When an individual harms our clients while working within the course and scope of employment, that individual’s employer is also responsible for the harm, a legal concept known as respondeat superior.  The employer may also be liable independently, for its negligent hiring, training, and/or supervision of its employee who injured our client.  It is essential to determine the fault of the employing business because the employer, either out of its own resources or through commercial insurance coverage, may be more financially able to compensate our clients.

Norma, a produce inspector, was working inside a large commercial business when a forklift operator backed into her, severely fracturing her ankle and shoulder.  Norma required several surgeries to treat her injuries, and for several years had to use a cane to walk.  The forklift operator and his employer never accepted responsibility for injuring Norma.  Through litigation, we achieved a settlement that not only compensated Norma for her past medical expenses, but for her future losses (earnings and future medical care) and assisted her as she continued her recovery long after the case concluded.

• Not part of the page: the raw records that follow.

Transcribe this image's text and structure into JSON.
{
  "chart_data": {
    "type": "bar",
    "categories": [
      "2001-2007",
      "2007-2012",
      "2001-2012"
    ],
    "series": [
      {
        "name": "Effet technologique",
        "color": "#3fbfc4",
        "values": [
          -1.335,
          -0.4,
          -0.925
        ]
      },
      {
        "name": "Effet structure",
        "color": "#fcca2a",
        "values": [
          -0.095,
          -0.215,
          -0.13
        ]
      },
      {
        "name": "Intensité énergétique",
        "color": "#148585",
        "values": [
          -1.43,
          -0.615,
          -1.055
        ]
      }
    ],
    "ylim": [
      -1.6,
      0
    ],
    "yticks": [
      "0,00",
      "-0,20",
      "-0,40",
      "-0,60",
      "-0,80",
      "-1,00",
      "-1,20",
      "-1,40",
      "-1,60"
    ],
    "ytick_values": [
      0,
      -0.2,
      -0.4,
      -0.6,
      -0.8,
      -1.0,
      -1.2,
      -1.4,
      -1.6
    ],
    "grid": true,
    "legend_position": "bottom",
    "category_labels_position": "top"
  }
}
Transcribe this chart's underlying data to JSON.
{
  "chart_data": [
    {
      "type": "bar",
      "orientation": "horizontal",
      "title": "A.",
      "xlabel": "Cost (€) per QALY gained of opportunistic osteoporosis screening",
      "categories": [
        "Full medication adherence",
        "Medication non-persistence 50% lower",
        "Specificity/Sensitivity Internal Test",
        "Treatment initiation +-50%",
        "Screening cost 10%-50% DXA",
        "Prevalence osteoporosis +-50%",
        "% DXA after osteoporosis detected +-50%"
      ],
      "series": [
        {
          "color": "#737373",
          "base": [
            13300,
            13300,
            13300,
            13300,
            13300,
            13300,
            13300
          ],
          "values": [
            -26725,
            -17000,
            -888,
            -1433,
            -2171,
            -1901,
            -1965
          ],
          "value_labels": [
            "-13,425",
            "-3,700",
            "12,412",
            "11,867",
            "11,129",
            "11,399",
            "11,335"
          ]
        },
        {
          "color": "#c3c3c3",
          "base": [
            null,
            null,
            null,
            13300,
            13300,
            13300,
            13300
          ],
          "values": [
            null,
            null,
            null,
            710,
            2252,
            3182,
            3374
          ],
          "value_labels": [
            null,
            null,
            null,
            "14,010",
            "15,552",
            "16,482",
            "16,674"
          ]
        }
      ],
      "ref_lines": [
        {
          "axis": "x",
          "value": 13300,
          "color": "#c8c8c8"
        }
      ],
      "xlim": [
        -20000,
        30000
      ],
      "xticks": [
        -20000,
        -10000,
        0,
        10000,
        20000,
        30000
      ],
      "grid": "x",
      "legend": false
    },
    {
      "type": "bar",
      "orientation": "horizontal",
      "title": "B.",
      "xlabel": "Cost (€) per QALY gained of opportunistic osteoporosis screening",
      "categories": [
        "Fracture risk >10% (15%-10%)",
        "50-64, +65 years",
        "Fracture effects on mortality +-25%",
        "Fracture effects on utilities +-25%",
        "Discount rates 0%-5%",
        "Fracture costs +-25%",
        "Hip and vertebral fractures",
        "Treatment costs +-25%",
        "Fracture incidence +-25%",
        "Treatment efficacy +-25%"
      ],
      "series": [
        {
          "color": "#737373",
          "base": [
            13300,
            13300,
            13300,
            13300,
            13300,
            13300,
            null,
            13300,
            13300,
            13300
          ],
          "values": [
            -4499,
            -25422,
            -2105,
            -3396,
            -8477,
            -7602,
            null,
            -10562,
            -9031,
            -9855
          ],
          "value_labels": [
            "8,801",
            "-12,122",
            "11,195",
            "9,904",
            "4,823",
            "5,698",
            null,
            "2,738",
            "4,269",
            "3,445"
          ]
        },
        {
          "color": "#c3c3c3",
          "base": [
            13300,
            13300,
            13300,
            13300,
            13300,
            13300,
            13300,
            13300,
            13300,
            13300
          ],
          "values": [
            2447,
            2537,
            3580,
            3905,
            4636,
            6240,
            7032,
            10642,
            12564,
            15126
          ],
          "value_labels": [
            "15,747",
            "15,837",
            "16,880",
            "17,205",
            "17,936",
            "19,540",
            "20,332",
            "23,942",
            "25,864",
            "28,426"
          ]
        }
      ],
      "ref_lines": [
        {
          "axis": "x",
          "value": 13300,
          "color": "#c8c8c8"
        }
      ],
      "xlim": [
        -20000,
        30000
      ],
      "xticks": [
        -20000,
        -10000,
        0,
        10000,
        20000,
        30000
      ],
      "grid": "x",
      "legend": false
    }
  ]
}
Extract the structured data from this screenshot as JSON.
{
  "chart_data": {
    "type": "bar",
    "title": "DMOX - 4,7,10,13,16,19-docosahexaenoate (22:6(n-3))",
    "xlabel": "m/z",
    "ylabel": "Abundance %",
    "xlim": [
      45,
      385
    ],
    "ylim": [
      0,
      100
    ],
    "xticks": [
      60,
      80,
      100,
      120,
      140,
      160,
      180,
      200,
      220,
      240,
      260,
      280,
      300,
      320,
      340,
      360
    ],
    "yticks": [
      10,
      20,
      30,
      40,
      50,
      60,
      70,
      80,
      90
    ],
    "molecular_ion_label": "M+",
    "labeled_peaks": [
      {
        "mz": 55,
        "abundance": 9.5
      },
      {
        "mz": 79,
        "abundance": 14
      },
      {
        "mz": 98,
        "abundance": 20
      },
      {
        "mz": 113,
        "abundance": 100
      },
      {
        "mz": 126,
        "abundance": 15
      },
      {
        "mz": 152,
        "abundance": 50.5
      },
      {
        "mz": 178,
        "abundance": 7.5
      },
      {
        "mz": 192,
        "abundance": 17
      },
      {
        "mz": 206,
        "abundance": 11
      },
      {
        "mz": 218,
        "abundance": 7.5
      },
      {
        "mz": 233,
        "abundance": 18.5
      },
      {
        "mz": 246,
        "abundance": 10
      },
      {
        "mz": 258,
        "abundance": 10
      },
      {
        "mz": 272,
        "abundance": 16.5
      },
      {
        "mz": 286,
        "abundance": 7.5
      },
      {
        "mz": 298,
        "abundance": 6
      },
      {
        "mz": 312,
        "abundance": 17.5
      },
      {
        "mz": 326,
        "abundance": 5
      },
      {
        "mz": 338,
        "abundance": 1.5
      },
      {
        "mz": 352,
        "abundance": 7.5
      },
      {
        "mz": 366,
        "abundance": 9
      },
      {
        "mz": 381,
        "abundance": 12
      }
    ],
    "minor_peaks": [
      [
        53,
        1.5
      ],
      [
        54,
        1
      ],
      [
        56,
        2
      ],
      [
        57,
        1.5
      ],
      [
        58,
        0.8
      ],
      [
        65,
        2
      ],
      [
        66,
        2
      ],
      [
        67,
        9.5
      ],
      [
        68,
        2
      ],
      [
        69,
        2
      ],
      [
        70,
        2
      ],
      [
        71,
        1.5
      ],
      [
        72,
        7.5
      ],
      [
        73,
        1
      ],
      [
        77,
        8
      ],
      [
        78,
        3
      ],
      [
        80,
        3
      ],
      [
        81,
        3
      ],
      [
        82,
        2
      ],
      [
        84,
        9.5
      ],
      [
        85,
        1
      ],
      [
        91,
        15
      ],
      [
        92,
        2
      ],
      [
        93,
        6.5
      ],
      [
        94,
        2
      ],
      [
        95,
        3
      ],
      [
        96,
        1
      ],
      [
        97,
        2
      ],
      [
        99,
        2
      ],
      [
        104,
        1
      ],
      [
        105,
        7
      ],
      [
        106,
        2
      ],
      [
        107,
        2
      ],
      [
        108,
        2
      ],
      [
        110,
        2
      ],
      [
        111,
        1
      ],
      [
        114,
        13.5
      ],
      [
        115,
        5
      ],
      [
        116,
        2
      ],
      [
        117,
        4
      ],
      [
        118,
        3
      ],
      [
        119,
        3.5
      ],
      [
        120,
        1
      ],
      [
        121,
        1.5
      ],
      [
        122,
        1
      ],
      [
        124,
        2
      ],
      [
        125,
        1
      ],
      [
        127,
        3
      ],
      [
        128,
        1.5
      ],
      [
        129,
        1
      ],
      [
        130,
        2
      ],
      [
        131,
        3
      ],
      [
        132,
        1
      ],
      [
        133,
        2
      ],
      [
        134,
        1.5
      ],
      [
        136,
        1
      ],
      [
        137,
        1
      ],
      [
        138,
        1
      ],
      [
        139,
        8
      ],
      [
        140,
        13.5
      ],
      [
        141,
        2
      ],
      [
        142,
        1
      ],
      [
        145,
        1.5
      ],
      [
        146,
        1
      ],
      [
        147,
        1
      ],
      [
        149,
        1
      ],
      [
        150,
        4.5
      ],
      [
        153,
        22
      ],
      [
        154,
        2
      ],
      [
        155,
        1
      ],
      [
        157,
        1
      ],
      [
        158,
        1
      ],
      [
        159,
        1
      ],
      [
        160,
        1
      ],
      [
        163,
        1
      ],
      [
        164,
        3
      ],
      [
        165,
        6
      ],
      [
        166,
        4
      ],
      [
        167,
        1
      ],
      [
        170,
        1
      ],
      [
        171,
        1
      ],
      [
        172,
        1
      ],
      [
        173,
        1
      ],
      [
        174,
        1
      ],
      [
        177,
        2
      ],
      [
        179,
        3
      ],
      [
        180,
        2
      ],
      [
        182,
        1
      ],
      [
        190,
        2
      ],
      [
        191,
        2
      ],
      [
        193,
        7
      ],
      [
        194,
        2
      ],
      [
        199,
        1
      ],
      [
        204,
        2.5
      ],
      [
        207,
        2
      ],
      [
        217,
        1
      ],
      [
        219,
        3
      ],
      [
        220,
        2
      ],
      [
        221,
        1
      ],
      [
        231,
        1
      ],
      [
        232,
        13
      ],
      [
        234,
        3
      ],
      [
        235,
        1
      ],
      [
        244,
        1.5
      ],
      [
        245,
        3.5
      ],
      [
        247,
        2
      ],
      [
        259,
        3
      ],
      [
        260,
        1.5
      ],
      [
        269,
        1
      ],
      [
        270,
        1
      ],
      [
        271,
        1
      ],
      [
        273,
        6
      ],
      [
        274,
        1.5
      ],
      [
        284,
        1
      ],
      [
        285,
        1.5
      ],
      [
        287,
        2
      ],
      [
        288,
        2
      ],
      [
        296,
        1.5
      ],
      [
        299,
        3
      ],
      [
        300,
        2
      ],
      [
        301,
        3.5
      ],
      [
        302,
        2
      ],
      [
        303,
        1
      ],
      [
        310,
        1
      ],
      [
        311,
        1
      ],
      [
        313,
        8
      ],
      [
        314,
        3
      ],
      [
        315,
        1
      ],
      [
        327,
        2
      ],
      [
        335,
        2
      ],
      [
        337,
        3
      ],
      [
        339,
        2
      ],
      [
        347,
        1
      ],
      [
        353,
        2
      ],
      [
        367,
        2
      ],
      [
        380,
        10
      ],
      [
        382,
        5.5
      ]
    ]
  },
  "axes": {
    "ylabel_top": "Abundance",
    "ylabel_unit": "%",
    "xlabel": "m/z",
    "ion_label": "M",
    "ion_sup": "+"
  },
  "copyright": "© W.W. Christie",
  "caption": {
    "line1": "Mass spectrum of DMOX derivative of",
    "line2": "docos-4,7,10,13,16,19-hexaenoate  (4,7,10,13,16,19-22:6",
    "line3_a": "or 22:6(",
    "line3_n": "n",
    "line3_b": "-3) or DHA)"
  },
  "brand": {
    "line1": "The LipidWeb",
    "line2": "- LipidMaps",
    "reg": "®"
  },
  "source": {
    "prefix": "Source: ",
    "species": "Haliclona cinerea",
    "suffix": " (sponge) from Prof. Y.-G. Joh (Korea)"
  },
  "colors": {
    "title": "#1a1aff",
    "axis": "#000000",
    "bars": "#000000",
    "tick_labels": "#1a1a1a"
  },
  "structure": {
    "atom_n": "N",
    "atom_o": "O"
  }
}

Terry was enjoying New Year’s Eve with several friends at a bar in Phoenix when he was struck in the face by the bar’s security guard, who was intoxicated.  Terry suffered extensive craniofacial injuries and required several surgeries.  The security guard was charged and convicted for assaulting Terry, but the bar denied responsibility for the security guard’s conduct, claiming he was not working for the bar that night.  As a result of a lawsuit, Terry obtained a large judgment against the bar.  With his felony conviction, the security guard will never be able to lawfully work as a security guard again.

Julie, twenty-seven years old, had a college degree in business and an MBA degree, working  as an executive of a major corporation in Phoenix.  One day her vehicle was broadsided by a construction truck.  Julie suffered mild traumatic brain injuries, making her work far more difficult, and requiring her to begin a lengthy course of neurorehabilitation.  The driver of the construction company vehicle was responsible for causing the collision and Julie’s injuries.  His employer was responsible as well, as the collision occurred while the driver was working for his employer.